I would really like to see an example of how an application that relies on ICE
learns about new candidates as they are discovered - the callback pattern is
not clear to me yet.

There are several places where the document says "Changes to a <foo> after
func() has been called do not have any connection on existing <bar>s". This
feels like an opportunity for more clarity about what a <foo> really is. The
document uses the word Object, and maybe there's an assumption that there's a
shared understanding of what the properties of an Object are. Being explicit
with something like "An Object is a collection of properties that
implementations of the API read and use..." to avoid the "here's a chunk of
memory that can get passed into the API that it can operate on, and expect the
caller to see the effects of the operation" interpretation. I _think_ what the
current text is trying to say is that the user of the API should assume the
implementation of the API made its own private copy of the Object at the point
of the given func() call and that it will not see any changes to the copy the
user has at any later point. But then there's some text that looks like "Once a
<foo> has been used with a func(), it is invalid to modify any of its
properties." So...

I'll have to read the document yet another time, perhaps, but after the few
times I went through it for this review, I'm still not clear on how/whether
connections are grouped because of actions from the remote end(s). If so, how
does the user learn about the grouping? Does it have to poll
Connection.GroupedConnections() every time its told of a new Connection?

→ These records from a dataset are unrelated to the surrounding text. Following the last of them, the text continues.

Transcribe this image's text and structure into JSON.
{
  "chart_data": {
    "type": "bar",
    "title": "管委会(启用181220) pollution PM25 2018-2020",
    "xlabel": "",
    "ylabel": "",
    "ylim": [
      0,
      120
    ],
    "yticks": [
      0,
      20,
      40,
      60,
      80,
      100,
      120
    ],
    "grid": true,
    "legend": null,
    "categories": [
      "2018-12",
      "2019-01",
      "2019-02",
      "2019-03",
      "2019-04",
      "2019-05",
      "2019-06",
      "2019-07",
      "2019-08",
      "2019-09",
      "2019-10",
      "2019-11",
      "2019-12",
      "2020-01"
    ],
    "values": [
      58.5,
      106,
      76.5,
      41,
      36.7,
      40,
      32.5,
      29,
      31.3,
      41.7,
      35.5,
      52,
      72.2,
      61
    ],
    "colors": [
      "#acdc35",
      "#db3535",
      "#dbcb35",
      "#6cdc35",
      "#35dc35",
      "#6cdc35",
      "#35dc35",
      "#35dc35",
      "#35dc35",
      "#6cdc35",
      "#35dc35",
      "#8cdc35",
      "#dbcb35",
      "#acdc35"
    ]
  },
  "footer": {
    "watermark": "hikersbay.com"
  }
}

In section 8's third paragraph, the MUST NOT is not a good use of 2119/8174.
Are you trying to say protocol specific property _names_ must not be reused
across different protocols?

At the last bullet before section 8.1, are you RFC7556 being pointed to as an
example way one might derive properties? If so, adjust the language to make it
clear that its an example.

In 8.1.1 the second sentence is convoluted. Is there a way to restate it
without as many nots, nons, an different zeros?

At 8.1.2 you say lower values have higher priorities for connPrio. But later,
at msgPrio, higher values have higher priority, and in the examples where you
speak of the interaction of connPrio and msgPrio, you imply that higher means
higher for _both_ properties. Please check for consistency and clarify.

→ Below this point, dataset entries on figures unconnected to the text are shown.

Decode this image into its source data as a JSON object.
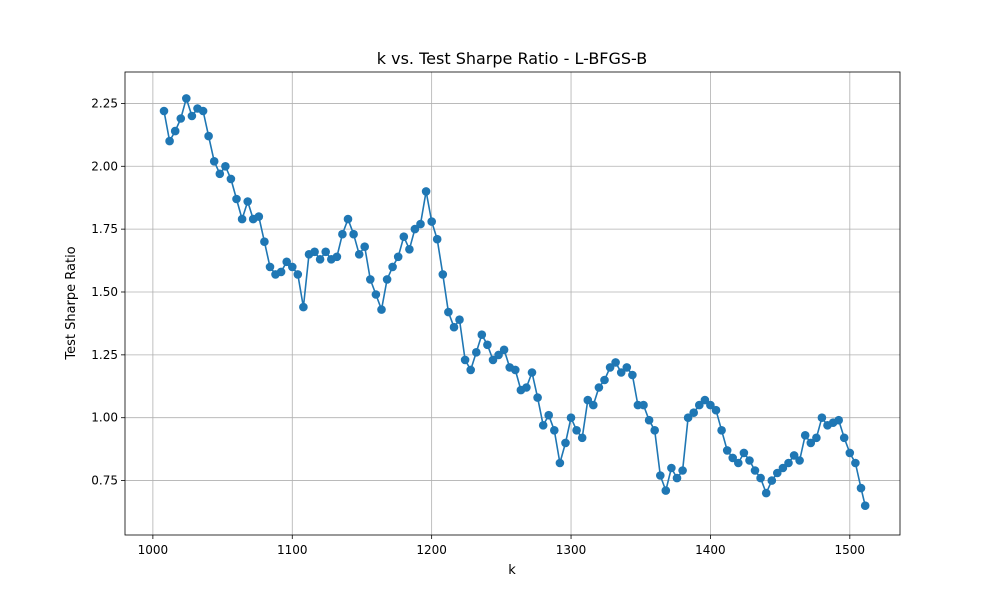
{
  "chart_data": {
    "type": "line",
    "title": "k vs. Test Sharpe Ratio - L-BFGS-B",
    "xlabel": "k",
    "ylabel": "Test Sharpe Ratio",
    "xlim": [
      980,
      1536
    ],
    "ylim": [
      0.5335,
      2.375
    ],
    "xticks": [
      1000,
      1100,
      1200,
      1300,
      1400,
      1500
    ],
    "xtick_labels": [
      "1000",
      "1100",
      "1200",
      "1300",
      "1400",
      "1500"
    ],
    "yticks": [
      0.75,
      1.0,
      1.25,
      1.5,
      1.75,
      2.0,
      2.25
    ],
    "ytick_labels": [
      "0.75",
      "1.00",
      "1.25",
      "1.50",
      "1.75",
      "2.00",
      "2.25"
    ],
    "grid": true,
    "marker": "circle",
    "color": "#1f77b4",
    "series": [
      {
        "x": [
          1008,
          1012,
          1016,
          1020,
          1024,
          1028,
          1032,
          1036,
          1040,
          1044,
          1048,
          1052,
          1056,
          1060,
          1064,
          1068,
          1072,
          1076,
          1080,
          1084,
          1088,
          1092,
          1096,
          1100,
          1104,
          1108,
          1112,
          1116,
          1120,
          1124,
          1128,
          1132,
          1136,
          1140,
          1144,
          1148,
          1152,
          1156,
          1160,
          1164,
          1168,
          1172,
          1176,
          1180,
          1184,
          1188,
          1192,
          1196,
          1200,
          1204,
          1208,
          1212,
          1216,
          1220,
          1224,
          1228,
          1232,
          1236,
          1240,
          1244,
          1248,
          1252,
          1256,
          1260,
          1264,
          1268,
          1272,
          1276,
          1280,
          1284,
          1288,
          1292,
          1296,
          1300,
          1304,
          1308,
          1312,
          1316,
          1320,
          1324,
          1328,
          1332,
          1336,
          1340,
          1344,
          1348,
          1352,
          1356,
          1360,
          1364,
          1368,
          1372,
          1376,
          1380,
          1384,
          1388,
          1392,
          1396,
          1400,
          1404,
          1408,
          1412,
          1416,
          1420,
          1424,
          1428,
          1432,
          1436,
          1440,
          1444,
          1448,
          1452,
          1456,
          1460,
          1464,
          1468,
          1472,
          1476,
          1480,
          1484,
          1488,
          1492,
          1496,
          1500,
          1504,
          1508,
          1511
        ],
        "y": [
          2.22,
          2.1,
          2.14,
          2.19,
          2.27,
          2.2,
          2.23,
          2.22,
          2.12,
          2.02,
          1.97,
          2.0,
          1.95,
          1.87,
          1.79,
          1.86,
          1.79,
          1.8,
          1.7,
          1.6,
          1.57,
          1.58,
          1.62,
          1.6,
          1.57,
          1.44,
          1.65,
          1.66,
          1.63,
          1.66,
          1.63,
          1.64,
          1.73,
          1.79,
          1.73,
          1.65,
          1.68,
          1.55,
          1.49,
          1.43,
          1.55,
          1.6,
          1.64,
          1.72,
          1.67,
          1.75,
          1.77,
          1.9,
          1.78,
          1.71,
          1.57,
          1.42,
          1.36,
          1.39,
          1.23,
          1.19,
          1.26,
          1.33,
          1.29,
          1.23,
          1.25,
          1.27,
          1.2,
          1.19,
          1.11,
          1.12,
          1.18,
          1.08,
          0.97,
          1.01,
          0.95,
          0.82,
          0.9,
          1.0,
          0.95,
          0.92,
          1.07,
          1.05,
          1.12,
          1.15,
          1.2,
          1.22,
          1.18,
          1.2,
          1.17,
          1.05,
          1.05,
          0.99,
          0.95,
          0.77,
          0.71,
          0.8,
          0.76,
          0.79,
          1.0,
          1.02,
          1.05,
          1.07,
          1.05,
          1.03,
          0.95,
          0.87,
          0.84,
          0.82,
          0.86,
          0.83,
          0.79,
          0.76,
          0.7,
          0.75,
          0.78,
          0.8,
          0.82,
          0.85,
          0.83,
          0.93,
          0.9,
          0.92,
          1.0,
          0.97,
          0.98,
          0.99,
          0.92,
          0.86,
          0.82,
          0.72,
          0.65
        ]
      }
    ]
  }
}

Is the "scope" used for message contexts (9.1.1) ever anything but a framer? If
not, could this section just say framer?

At the discussion of Send Events, I worry that the API is closing a door on
allowing the api to channel information about what's happening because of a
Send that may be available from future transports. Maybe such things would be
communicated as events from Connection instead (like Connection->SoftError),
even if they happened to be Send specific?